UC Berkeley

The cell membrane continuously undergoes fusion and fission in order to transport cargoes in and out of the cell. The endosomal sorting complexes required for transport (ESCRT) proteins are an ancient and ubiquitous membrane remodeling machinery present in all three branches of life. ESCRTs drive membrane scission of various biological processes where the limiting membrane invaginates and bud away from the cytosol such as in intraluminal vesicle formation in multivesicular bodies, cytokinesis, HIV-1 viral release. The core ESCRT machinery is comprised of ESCRT-0, -I, -II, -III, ALIX, and the AAA+ ATPase VPS4 whereby the ESCRT-III proteins are most responsible for membrane constriction. ESCRT-III proteins form heteropolymers and act on membranes that have negative curvature, and together with VPS4, catalyze scission possibly by active subunit treadmilling. In Chapter one and two of this dissertation we provide a general introduction to the function and biophysical basis for membrane scission by ESCRT proteins. These chapters discuss the myriad of biological processes that take advantage of the host cell’s ESCRT proteins as well as unresolved questions in the field.

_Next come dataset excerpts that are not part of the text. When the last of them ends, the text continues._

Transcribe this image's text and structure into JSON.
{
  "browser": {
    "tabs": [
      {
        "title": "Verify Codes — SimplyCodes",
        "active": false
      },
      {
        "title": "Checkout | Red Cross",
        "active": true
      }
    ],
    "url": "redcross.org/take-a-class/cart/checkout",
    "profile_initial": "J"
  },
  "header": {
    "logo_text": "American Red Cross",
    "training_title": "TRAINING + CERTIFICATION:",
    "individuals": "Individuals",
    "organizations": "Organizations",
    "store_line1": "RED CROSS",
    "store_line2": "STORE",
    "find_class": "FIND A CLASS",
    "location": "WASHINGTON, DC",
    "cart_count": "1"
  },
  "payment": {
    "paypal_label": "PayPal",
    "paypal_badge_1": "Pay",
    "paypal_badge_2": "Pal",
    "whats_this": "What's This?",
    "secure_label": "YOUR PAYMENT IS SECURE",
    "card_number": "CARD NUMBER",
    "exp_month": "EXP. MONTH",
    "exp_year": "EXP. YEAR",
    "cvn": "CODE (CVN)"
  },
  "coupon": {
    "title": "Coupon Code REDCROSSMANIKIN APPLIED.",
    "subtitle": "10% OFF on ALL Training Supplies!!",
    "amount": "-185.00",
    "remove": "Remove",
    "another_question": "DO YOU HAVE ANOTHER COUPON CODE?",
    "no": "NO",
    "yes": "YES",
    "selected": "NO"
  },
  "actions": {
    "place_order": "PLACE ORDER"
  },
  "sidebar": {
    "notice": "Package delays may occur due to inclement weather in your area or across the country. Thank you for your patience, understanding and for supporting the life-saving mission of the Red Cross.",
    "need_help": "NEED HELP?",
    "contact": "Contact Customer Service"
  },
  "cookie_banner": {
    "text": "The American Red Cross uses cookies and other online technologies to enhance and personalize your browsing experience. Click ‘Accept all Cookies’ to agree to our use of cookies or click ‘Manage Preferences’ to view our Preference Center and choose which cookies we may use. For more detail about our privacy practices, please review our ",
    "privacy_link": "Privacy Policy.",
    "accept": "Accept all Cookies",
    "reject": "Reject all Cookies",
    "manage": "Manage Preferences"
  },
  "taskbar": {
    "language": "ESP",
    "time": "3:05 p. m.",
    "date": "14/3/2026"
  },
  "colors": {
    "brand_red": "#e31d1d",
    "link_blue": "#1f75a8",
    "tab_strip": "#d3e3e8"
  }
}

Recent work has shown that a subset of ESCRT-III subunits are capable of binding and constricting positively-curved membrane tubules thereby establishing that ESCRTs can also perform normal-topology scission. The microtubule-severing AAA+ ATPase spastin that has been found to colocalize with ESCRT-III enriched sites in cells could also perhaps play a role in membrane scission. Here we used biochemical and biophysical approaches using giant unilamellar vesicles and optical tweezers to directly probe ESCRT function as it constricts and severs the membrane. Chapter three of this dissertation describes the construction of an optical tweezer and fluorescence microscopy setup to observe ESCRT protein function on single membrane nanotubes in vitro. This instrument is a general setup that can be used to interrogate protein functions on the surface of membranes.

Finally, in Chapter four we focused on the role of ESCRT-III subunits CHMP1B and IST1 as well as the AAA+ ATPases VPS4 and spastin in normal-topology membrane scission using optical tweezers. We show that CHMP1B and IST1 copolymerize on membrane nanotubes, forming stable scaffolds that constrict the tubes, but do not, on their own, lead to scission. However, CHMP1B-IST1 scaffolded tubes were severed when an additional extensional force was applied, consistent with a friction-driven scission mechanism. We found that spastin colocalized with CHMP1B-enriched sites but do not disassemble the CHMP1B-IST1 coat from the membrane while VPS4 resolubilized CHMP1B and IST1 without leading to scission. These observations show that CHMP1B-IST1 ESCRT-III combination is capable of severing membranes by a friction-driven mechanism that is independent of VPS4 and spastin.